If upgrading is not immediately possible, consider the following steps to reduce the risk:
- Implement stricter rate limiting on the authentication endpoints to prevent rapid repeated failed login attempts. The fix introduces multiple scoped rate limiters for different authentication routes, which can be backported or configured.
- Restrict access to the password verification endpoints by network controls such as firewall rules or IP whitelisting to limit exposure.
- Monitor and alert on abnormal failed login patterns to detect and respond to potential abuse quickly.
Additionally, review and apply the code changes from the patches that improve authentication recovery flows, error handling, and rate limiting as described in the commits addressing CVE-2026-33935.
How does this vulnerability affect compliance with common standards and regulations (like GDPR, HIPAA)?:
CVE-2026-33935 allows an unauthenticated attacker to cause a persistent denial of service by locking out administrator and visitor accounts from password-based authentication for up to 24 hours or indefinitely. This vulnerability affects the availability of user accounts and could disrupt legitimate user access.
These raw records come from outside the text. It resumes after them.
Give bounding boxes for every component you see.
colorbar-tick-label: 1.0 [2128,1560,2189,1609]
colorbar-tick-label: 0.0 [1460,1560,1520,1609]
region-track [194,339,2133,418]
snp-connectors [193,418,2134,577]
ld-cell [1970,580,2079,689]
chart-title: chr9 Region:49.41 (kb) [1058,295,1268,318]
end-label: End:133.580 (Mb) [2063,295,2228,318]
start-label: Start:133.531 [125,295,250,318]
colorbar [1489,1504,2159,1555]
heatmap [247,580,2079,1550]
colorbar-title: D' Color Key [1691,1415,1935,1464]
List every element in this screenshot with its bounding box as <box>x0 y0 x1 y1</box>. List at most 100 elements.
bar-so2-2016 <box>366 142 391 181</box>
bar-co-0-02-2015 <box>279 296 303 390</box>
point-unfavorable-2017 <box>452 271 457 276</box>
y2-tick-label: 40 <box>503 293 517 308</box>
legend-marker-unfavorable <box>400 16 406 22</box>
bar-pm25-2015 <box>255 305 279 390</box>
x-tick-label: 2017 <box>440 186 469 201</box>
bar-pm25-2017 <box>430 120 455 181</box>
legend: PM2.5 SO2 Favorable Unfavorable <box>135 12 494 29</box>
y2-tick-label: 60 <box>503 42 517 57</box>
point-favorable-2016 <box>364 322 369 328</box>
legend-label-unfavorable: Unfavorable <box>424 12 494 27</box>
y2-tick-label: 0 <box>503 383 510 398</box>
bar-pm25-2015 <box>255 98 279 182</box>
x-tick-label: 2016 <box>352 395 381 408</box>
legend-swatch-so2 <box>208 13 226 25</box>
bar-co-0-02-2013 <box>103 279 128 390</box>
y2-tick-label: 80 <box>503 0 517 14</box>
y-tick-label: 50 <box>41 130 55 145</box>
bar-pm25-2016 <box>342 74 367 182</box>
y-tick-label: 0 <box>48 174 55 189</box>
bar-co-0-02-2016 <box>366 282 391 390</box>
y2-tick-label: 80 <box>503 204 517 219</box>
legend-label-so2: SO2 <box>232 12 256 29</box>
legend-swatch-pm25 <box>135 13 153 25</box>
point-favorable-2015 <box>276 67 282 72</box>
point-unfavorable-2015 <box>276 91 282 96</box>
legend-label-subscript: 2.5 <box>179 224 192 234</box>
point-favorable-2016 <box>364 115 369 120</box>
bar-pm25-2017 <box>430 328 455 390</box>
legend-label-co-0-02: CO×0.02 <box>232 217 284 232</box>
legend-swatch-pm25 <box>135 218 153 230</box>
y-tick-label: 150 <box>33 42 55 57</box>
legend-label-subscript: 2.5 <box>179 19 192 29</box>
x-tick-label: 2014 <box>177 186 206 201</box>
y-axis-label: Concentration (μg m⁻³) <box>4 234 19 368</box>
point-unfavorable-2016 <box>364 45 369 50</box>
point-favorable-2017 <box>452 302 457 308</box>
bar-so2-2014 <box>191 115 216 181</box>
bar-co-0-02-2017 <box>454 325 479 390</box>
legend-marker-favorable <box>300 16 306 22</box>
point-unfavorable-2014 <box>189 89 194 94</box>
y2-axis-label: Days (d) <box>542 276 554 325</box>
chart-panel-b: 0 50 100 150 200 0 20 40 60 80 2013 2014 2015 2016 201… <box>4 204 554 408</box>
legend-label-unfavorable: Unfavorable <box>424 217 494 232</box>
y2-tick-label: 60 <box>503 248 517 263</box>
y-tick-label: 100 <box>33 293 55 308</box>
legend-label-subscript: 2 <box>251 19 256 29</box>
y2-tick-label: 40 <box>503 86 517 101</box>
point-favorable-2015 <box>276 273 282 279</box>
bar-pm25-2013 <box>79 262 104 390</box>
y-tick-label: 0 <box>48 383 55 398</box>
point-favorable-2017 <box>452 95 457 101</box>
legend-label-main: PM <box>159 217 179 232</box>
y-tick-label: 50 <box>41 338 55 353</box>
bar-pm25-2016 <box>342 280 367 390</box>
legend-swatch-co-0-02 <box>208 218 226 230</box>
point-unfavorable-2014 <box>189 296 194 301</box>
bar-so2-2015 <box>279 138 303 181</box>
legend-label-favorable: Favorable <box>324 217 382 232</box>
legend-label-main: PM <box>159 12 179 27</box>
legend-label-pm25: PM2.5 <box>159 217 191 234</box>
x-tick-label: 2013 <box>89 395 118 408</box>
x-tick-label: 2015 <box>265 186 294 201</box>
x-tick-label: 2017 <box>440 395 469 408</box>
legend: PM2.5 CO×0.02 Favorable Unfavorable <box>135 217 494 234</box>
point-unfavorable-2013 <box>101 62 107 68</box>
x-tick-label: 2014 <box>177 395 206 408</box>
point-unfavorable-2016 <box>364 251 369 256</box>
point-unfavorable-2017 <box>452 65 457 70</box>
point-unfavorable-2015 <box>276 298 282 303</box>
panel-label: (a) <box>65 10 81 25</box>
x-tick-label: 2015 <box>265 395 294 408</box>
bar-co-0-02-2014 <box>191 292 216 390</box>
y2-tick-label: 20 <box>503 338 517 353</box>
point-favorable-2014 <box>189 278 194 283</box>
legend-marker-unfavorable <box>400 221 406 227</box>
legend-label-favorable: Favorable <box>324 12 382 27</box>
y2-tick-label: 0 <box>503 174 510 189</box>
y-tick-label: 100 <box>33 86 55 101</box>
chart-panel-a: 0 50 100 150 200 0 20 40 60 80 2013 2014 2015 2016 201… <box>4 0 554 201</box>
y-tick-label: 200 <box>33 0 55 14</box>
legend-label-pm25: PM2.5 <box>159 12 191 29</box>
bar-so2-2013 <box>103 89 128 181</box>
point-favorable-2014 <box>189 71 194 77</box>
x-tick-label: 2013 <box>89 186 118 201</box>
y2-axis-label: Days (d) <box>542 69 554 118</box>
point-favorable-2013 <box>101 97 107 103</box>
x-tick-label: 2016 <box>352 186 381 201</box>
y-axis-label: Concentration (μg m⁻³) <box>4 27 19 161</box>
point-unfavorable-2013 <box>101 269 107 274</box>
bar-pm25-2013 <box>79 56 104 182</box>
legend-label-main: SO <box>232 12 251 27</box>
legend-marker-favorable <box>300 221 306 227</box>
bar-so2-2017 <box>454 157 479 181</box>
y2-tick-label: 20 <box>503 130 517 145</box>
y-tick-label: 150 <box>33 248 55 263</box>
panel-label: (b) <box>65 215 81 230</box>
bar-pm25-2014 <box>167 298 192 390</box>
While the provided context and resources do not explicitly mention compliance with standards such as GDPR or HIPAA, the denial of service against authentication mechanisms could impact compliance indirectly. For example, GDPR requires ensuring availability and integrity of personal data processing systems, and HIPAA mandates safeguarding access to protected health information. An attacker-induced lockout could hinder authorized access, potentially violating availability requirements.
However, there is no direct information in the provided text linking this vulnerability to specific compliance failures or regulatory penalties.